Please correct me if I'm wrong.

When there is double reporting (hot removal interrupt && dpc
notification), won't the DPC handler be called always which takes care
of clearing the surprise down errors? Do we need it again from EDR handler?

Thanks
Smita

>
> Please provide more detailed information about the hardware and BIOS
> affected by this.
>
>
>> -static void dpc_handle_surprise_removal(struct pci_dev *pdev)
>> +bool dpc_handle_surprise_removal(struct pci_dev *pdev)
>> {
>> + if (!dpc_is_surprise_removal(pdev))
>> + return false;
>
> This change of moving dpc_is_surprise_removal() into
> dpc_handle_surprise_removal() seems unrelated to the problem at hand.
>
> Please drop it if it's unnecessary to fix the issue.
>
>
>> --- a/drivers/pci/pcie/edr.c
>> +++ b/drivers/pci/pcie/edr.c
>> @@ -184,6 +184,9 @@ static void edr_handle_event(acpi_handle handle, u32 event, void *data)
>> goto send_ost;
>> }
>>
>> + if (dpc_handle_surprise_removal(edev))
>> + goto send_ost;
>> +
>> dpc_process_error(edev);
>> pci_aer_raw_clear_status(edev);
>
> This seems to be the only necessary change.

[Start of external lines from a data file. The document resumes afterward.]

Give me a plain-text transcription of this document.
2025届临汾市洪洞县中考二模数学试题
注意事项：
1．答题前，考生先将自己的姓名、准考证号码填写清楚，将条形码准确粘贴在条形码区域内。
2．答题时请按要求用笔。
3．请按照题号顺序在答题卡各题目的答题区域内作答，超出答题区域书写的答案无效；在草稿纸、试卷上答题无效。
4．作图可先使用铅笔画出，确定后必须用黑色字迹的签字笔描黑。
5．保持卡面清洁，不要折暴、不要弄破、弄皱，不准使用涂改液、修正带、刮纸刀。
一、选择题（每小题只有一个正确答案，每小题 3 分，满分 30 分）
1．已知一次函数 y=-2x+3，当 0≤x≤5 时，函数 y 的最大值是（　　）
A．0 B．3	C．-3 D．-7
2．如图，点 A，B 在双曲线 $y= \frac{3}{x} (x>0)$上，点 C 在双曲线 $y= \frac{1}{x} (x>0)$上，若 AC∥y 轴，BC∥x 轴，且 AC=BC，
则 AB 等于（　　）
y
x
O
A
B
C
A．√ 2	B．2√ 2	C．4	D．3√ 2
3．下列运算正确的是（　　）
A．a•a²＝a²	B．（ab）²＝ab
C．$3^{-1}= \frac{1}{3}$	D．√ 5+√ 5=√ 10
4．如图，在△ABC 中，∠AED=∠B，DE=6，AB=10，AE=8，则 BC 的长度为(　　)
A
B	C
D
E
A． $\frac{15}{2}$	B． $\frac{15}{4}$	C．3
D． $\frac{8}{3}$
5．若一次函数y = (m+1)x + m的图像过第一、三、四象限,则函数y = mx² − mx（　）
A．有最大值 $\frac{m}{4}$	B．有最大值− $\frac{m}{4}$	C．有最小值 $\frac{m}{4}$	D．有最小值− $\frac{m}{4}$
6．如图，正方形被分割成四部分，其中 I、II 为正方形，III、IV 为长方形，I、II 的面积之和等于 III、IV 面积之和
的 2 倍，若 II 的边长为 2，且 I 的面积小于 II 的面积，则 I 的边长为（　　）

Please reduce the
> patch to contain only it and no other refactoring.
>
> Please capitalize the "PCI/EDR: " prefix in the subject and add
> a Fixes tag.
>
> Thanks,
>
> Lukas
>


2024-03-05 02:19:36

by Ethan Zhao

[permalink] [raw]
Subject: Re: [PATCH pci-next] pci/edr: Ignore Surprise Down error on hot removal

On 3/5/2024 3:33 AM, Smita Koralahalli wrote:
> Hi Ethan,
>
> On 3/4/2024 3:58 AM, Lukas Wunner wrote:
>> On Mon, Mar 04, 2024 at 04:08:19AM -0500, Ethan Zhao wrote:
>>> Per PCI firmware spec r3.3 sec 4.6.12, for firmware first mode DPC
>>> handling path, FW should clear UC errors logged by port and bring link
>>> out of DPC, but because of ambiguity of wording in the spec, some
>>> BIOSes
>>> doesn't clear the surprise down error and the error bits in pci status,
>>> still notify OS to handle it. thus following trick is needed in EDR
>>> when
>>> double reporting (hot removal interrupt && dpc notification) is hit.
>
> Please correct me if I'm wrong.
>
> When there is double reporting (hot removal interrupt && dpc
> notification), won't the DPC handler be called always which takes care
> of clearing the surprise down errors? Do we need it again from EDR
> handler?

My understanding, if firmware first mode is enabled, DPC driver wouldn't
be enabled, EDR is notified instead, though some of the common functions
are used in EDR, such as dpc_process_error() is called in edr_handle_event(),
but dpc_handler() isn't called, so does the dpc_handle_surprise_removal().

Thanks,
Ethan

>
> Thanks
> Smita
>
>>
>> Please provide more detailed information about the hardware and BIOS
>> affected by this.
>>
>>
>>> -static void dpc_handle_surprise_removal(struct pci_dev *pdev)
>>> +bool  dpc_handle_surprise_removal(struct pci_dev *pdev)
>>>   {
>>> +    if (!dpc_is_surprise_removal(pdev))
>>> +        return false;
>>
>> This change of moving dpc_is_surprise_removal() into
>> dpc_handle_surprise_removal() seems unrelated to the problem at hand.
>>
>> Please drop it if it's unnecessary to fix the issue.
>>
>>
>>> --- a/drivers/pci/pcie/edr.c
>>> +++ b/drivers/pci/pcie/edr.c
>>> @@ -184,6 +184,9 @@ static void edr_handle_event(acpi_handle handle,
>>> u32 event, void *data)
>>>           goto send_ost;
>>>       }
>>>   +    if (dpc_handle_surprise_removal(edev))
>>> +        goto send_ost;
>>> +
>>>       dpc_process_error(edev);
>>>       pci_aer_raw_clear_status(edev);
>>
>> This seems to be the only necessary change.  Please reduce the
>> patch to contain only it and no other refactoring.
>>
>> Please capitalize the "PCI/EDR: " prefix in the subject and add
>> a Fixes tag.
>>
>> Thanks,
>>
>> Lukas
>>